Insider Beat: Conductor Macy Schmidt on reliving girlhood through 'Barbie The Movie: In Concert'
Like most girls, Macy Schmidt, conductor of The Barbie Land Sinfonietta, grew up playing with and idolizing Barbies. She didn't completely recognize it at the time, but her attachment to the toy shaped her worldview as a first-generation Egyptian-American.
"When I think about Barbies as a kid, you know I have thick, brown curly hair — Arab hair. My mother tells me that when I was a little girl, I used to go to my hairdresser and I used to say, 'I want straight, long, blonde hair,'" she said.
Since then, both Schmidt and the brand have undergone massive transformations.
Schmidt has made it a point to channel her experiences into her music career, starting her own orchestra, made up of a majority of women of color. In her illustrious career, she holds the title as the first woman of color orchestrator in Broadway history.
The Barbie brand itself has made a mission to become more representative, pledging to become "more inclusive and mirror the world around us" in its diversity statement.
So when the opportunity presented itself for the orchestrator to collaborate with Mattel, especially in light of the "Barbie" movie, Schmidt seized it.
"To marry what the Sinfonietta is with a brand for whom that is their purpose statement feels like what all of the work building the Sinfonietta has been leading towards," she said.
This summer, "Barbie The Movie: In Concert," a live concert film experience, brings Warner Brothers Pictures' feature film and live music from The Barbie Land Sinfonietta — the project will be orchestrated and executive produced by Schmidt in more than 35 venues nationwide.
The event will offer a new spin on last year's sensation — the film's score will now be played by a live orchestra or ensemble, offering audiences an immersive experience.
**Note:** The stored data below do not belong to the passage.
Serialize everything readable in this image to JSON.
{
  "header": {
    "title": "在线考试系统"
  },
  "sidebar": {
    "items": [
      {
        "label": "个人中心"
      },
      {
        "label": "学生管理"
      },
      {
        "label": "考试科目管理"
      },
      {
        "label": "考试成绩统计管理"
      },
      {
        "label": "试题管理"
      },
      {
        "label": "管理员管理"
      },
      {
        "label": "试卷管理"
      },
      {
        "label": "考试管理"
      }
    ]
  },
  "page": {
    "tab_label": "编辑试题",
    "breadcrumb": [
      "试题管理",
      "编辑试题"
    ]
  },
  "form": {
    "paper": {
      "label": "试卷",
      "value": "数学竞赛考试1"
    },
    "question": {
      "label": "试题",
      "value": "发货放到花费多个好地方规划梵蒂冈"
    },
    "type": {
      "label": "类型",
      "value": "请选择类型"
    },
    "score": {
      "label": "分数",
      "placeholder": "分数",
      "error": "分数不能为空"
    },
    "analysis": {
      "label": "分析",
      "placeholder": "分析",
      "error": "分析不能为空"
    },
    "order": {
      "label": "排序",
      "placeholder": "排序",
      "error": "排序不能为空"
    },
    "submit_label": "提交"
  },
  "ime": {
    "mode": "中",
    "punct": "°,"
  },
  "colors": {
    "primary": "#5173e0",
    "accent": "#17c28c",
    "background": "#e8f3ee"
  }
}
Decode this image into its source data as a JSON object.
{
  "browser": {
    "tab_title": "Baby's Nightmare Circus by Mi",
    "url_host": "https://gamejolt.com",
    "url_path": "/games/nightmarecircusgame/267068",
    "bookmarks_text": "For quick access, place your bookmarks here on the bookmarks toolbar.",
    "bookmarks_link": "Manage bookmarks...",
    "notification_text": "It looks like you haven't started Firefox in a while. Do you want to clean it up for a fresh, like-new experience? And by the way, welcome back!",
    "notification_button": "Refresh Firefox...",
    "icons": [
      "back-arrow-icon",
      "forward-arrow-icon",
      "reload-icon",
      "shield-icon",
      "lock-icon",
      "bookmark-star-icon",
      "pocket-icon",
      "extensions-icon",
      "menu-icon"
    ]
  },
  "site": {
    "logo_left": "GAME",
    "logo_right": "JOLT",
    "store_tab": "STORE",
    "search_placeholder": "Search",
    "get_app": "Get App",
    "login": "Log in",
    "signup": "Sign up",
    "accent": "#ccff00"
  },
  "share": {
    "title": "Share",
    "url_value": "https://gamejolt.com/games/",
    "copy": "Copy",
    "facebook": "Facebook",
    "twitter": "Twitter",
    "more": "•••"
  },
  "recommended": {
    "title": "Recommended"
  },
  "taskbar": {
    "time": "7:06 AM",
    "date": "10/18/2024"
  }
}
Last year, the Sinfonietta explored the live-to-film concert with "Spider-Man: Into the Spider-Verse Live," a format Schmidt believes highlights the orchestra.
"The orchestra is in the spotlight," said Schmidt. "They are the headliner … they're the thing that is being celebrated."
With this project, Schmidt said one of her goals was to recreate the energy that pervaded last year's "summer of girlhood," particularly in the way she felt "validated as a woman." The fan-to-fan experience of Taylor Swift's The Eras Tour served as a major source of inspiration.
"I've never been at a concert where I met so many people. I was in the bathroom line and there was a 6-year-old in front of me and a 60-year-old behind me," she said. "That feeling, of all of these things that are put down for being girly, are something magical and joyful to celebrate."
Above all else, Schmidt envisions these performance spaces as a place where young girls and women of color can be represented, feel empowered to pursue opportunities and confidently take up space in the spotlight. She wants the orchestra to be the form of representation that she didn't have growing up.
"I really hope this tour creates a space for people, for women, for men, for everyone," she said.
"Barbie the Movie: In Concert" comes to Holmdel on August 17.